Glenda Gates Riley, professor of history at the University of Northern Iowa since 1969, is an internationally known historian and an advocate for women. In 1972, she taught the first Women's history course in Iowa. She later co-designed the first Women's studies program in the state and served as Director of Women's Studies at UNI. Riley brought Iowa women to national attention through her book, Frontierswomen: The Iowa Experience, which received a Distinguished Achievement Award from the Iowa State Historical Society. She has served on the Iowa Historical Records Advisory Board, the Historical Advisory Board of Iowa, and the Board of Trustees of the Iowa State Historical Society. More recently, she held a Distinguished Fulbright appointment as Mary Ball Washington Professor of American History at University College, Dublin, where she taught the first Women's history course in the Republic of Ireland. She has also twice held the Visiting Women's Chair in Humanistic Studies at Marquette University in Milwaukee. In 1988, she became the first woman to win a Distinguished Scholar Award at UNI. She was inducted into the Iowa Women's Hall of Fame in 1990. 
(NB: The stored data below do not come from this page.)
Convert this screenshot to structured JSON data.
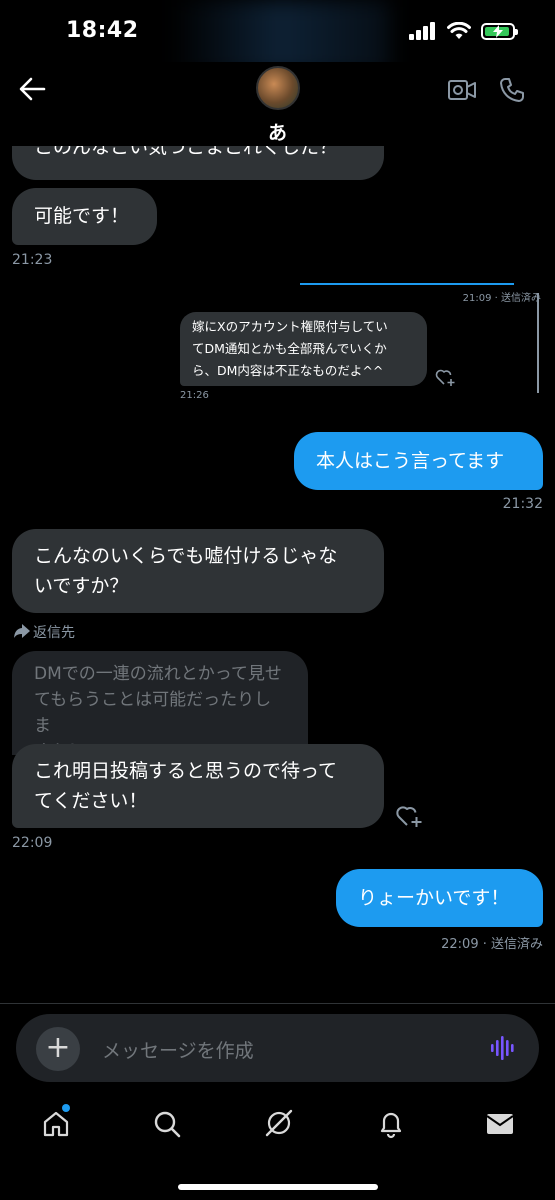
{
  "status": {
    "time": "18:42"
  },
  "header": {
    "contact_name": "あ"
  },
  "messages": {
    "partial_text": "このんなこい気づこまこれくした？",
    "m1_text": "可能です！",
    "m1_time": "21:23",
    "quoted_tweet": {
      "time_sent": "21:09 · 送信済み",
      "line1": "嫁にXのアカウント権限付与してい",
      "line2": "てDM通知とかも全部飛んでいくか",
      "line3": "ら、DM内容は不正なものだよ^^",
      "time": "21:26"
    },
    "m2_text": "本人はこう言ってます",
    "m2_time": "21:32",
    "m3_line1": "こんなのいくらでも嘘付けるじゃな",
    "m3_line2": "いですか？",
    "reply_label": "返信先",
    "reply_quote_line1": "DMでの一連の流れとかって見せ",
    "reply_quote_line2": "てもらうことは可能だったりしま",
    "reply_quote_line3": "すか？",
    "m4_line1": "これ明日投稿すると思うので待って",
    "m4_line2": "てください！",
    "m4_time": "22:09",
    "m5_text": "りょーかいです！",
    "m5_time": "22:09 · 送信済み"
  },
  "composer": {
    "placeholder": "メッセージを作成"
  },
  "colors": {
    "accent": "#1d9bf0",
    "incoming_bubble": "#2f3336",
    "background": "#000000",
    "voice_icon": "#7856ff"
  }
}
UPDATE: Riley accepted appointment as the Alexander M. Bracken Professor of History at Ball State University in Muncie, Indiana in 1991. She published Divorce: An American Tradition, 1991; A Place to Grow: Women in the American West, 1992; The Life and Legacy of Annie Oakley, 1994; Building and Breaking Families in the American West, 1996; Women and Nature: Saving the “Wild West”, 1999; Prairie Voices: Iowa’s Pioneer Women, 1996; and a second edition of Inventing the American Woman: An Inclusive History. In 1992, she held the Wayne Aspinall Visiting Professorship at Mesa State College in Colorado and appeared in the television special The Wild West on the Fox network. She has served as president of the Western History Association. In 1995, she received the Outstanding Researcher Award from Ball State University and in 1998, received a Fulbright Research Award. She continues to speak and consult widely in such countries as Korea and Ireland.